Debugging 100% CPU usage in production Ruby on Rails systems
over 6 years ago
Today I noticed one of our customer containers was running really high on CPU.
# top -bn1
190 discour+ 20 0 2266292 205128 15656 S 86.7 0.3 9377:35 ruby
# ps aux
discour+ 190 19.4 0.3 2266292 207096 ? Sl 2017 9364:38 sidekiq 5.0.5 discourse [1 of 5 busy]
Looks like sidekiq is stuck on a job.
Where is it stuck?
Usually, this is where the story ends and another series of questions start
Can we reproduce this on staging or development?
What code changed recently?
Why is
perf trace
not giving me anything I can work with? -
How awesome is my Sidekiq logging?
Where is my divining rod?
Julia Evans is working on a fantastic profiler that will allow us to answer this kind of question real quick. But in the meantime, is there anything we can do?
rbtrace + stackprof
At Discourse we include rbtrace and stackprof in our Gemfile.
gem 'rbtrace'
gem 'stackprof', require: false
We always load up rbtrace in production, it allows us a large variety of production level debugging. stackprof is loaded on-demand.

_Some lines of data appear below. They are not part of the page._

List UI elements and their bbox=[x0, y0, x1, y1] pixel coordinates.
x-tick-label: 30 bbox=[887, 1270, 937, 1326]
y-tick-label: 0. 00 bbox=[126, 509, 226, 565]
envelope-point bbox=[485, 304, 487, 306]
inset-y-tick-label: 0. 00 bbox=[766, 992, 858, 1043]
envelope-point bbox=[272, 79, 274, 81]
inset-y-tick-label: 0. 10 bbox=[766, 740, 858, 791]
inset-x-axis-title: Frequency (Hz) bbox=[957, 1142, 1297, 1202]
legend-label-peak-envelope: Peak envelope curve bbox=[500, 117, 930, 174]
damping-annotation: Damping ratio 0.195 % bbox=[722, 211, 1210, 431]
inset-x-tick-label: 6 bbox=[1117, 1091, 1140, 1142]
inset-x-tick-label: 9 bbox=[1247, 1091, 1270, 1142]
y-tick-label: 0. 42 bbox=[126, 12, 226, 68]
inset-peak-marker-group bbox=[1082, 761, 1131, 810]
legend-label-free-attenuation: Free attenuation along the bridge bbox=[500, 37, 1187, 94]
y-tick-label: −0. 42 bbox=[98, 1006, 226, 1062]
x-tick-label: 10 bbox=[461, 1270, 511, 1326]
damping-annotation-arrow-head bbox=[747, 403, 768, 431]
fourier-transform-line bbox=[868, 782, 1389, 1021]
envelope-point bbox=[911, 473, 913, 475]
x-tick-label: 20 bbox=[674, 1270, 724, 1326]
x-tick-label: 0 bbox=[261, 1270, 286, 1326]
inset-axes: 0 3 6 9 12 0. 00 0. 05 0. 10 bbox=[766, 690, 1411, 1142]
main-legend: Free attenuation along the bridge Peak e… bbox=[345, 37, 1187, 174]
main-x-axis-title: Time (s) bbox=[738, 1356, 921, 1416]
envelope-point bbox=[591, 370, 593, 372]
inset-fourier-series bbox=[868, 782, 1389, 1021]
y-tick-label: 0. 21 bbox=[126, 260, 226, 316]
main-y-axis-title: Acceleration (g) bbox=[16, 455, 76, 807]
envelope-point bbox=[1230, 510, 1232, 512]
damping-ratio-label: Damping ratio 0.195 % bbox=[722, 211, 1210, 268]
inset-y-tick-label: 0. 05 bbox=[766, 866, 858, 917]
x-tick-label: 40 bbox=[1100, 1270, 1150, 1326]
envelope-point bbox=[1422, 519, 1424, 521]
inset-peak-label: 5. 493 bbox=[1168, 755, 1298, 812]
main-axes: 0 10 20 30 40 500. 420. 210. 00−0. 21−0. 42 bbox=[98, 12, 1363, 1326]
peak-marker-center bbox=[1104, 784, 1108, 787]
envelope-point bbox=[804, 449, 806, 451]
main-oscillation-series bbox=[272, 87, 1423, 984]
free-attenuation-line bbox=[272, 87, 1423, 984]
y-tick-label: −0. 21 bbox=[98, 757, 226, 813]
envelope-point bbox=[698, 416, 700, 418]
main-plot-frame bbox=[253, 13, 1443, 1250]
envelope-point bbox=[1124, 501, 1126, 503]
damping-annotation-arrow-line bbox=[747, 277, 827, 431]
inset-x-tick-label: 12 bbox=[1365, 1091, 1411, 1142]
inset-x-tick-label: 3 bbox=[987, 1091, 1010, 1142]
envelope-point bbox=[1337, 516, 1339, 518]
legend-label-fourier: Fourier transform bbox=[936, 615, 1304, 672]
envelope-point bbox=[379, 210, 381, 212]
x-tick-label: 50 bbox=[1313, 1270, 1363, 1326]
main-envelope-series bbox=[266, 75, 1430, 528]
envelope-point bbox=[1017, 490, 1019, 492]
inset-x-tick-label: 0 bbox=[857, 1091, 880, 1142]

In this particular case I simply run:
# rbtrace -p 190 -e '{ require "stackprof"; StackProf.start(mode: :cpu); sleep 2; StackProf.stop; StackProf.results("/tmp/perf"); }'
This injects a new thread that enables stackprof globally and finally writes the performance data to /tmp/perf
This dump can easily be analyzed:
# stackprof /tmp/perf
Mode: cpu(1000)
Samples: 475 (0.63% miss rate)
GC: 0 (0.00%)
473 (99.6%) 473 (99.6%) #<Class:0x00007fac08218020>::Typography.to_html_french
4 (0.8%) 1 (0.2%) #<Module:0x00007fac080c3620>.reap_connections
In fact, we can even collect backtraces and generate flamegraphs in stackprof, so I strongly recommend reading through the readme.
So there you have it, my culprit is:
text.gsub(/(\s|)+([!?;]+(\s|\z))/, ' \2\3')
A regular expression consuming 100% CPU in production, this has got to be a first
Some people asked me what was the text that exploded the regex and how did I fix it:
A repro is here
For my part I removed the offending code for now. I am not even entirely sure what my customer was trying to do with the regex.